Pearl kissed his lips. A spell was broken. The great scene of grief, in which the wild infant bore a part, had developed all her sympathies; and as her tears fell upon her father's cheek, they were the pledge that she would grow up amid human joy and sorrow, not for ever do battle with the world, but be a woman in it. Towards her mother, too, Pearl's errand as a messenger of anguish was all fulfilled. (p.222)
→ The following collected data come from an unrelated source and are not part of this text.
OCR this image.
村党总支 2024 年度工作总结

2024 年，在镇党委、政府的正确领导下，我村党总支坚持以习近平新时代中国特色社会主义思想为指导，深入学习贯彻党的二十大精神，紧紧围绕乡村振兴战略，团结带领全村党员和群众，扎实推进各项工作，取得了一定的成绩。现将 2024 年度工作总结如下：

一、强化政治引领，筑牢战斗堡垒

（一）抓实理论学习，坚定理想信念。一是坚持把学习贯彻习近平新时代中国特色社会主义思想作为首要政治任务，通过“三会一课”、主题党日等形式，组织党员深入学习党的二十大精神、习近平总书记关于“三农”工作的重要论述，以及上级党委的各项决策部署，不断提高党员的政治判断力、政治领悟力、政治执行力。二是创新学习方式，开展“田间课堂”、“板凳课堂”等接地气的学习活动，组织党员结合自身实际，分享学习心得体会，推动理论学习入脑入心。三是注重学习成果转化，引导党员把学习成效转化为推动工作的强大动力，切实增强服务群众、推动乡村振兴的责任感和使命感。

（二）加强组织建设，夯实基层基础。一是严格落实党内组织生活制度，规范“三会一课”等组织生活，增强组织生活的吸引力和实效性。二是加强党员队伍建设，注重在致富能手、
    This conclusion to Dimmesdale's inner struggle is significant because it reestablishes Pearl's role in the search for self-honesty that is at the heart of the novel. She was in fact a "messenger of anguish," sent by some supreme entity to remind her parents that the past, though painful, must be acknowledged. Her mirror-like tendencies illustrate how she played this role. Because Hester had nothing to hide, she was able to look without fear straight into what seemed to be a reflective face of evil. And when Dimmesdale finally achieved open confession, he too made his connection with Pearl, symbolizing an end to his fear of seeing and showing his true self. The final interaction with Pearl on the scaffold--with her lips touching his, her tears rolling down his cheek--is the ultimate image of self-acceptance, the long-awaited union with his exposed reflection.

Hawthorne, Nathaniel, The Scarlet Letter (New York: Penguin Books, 1986).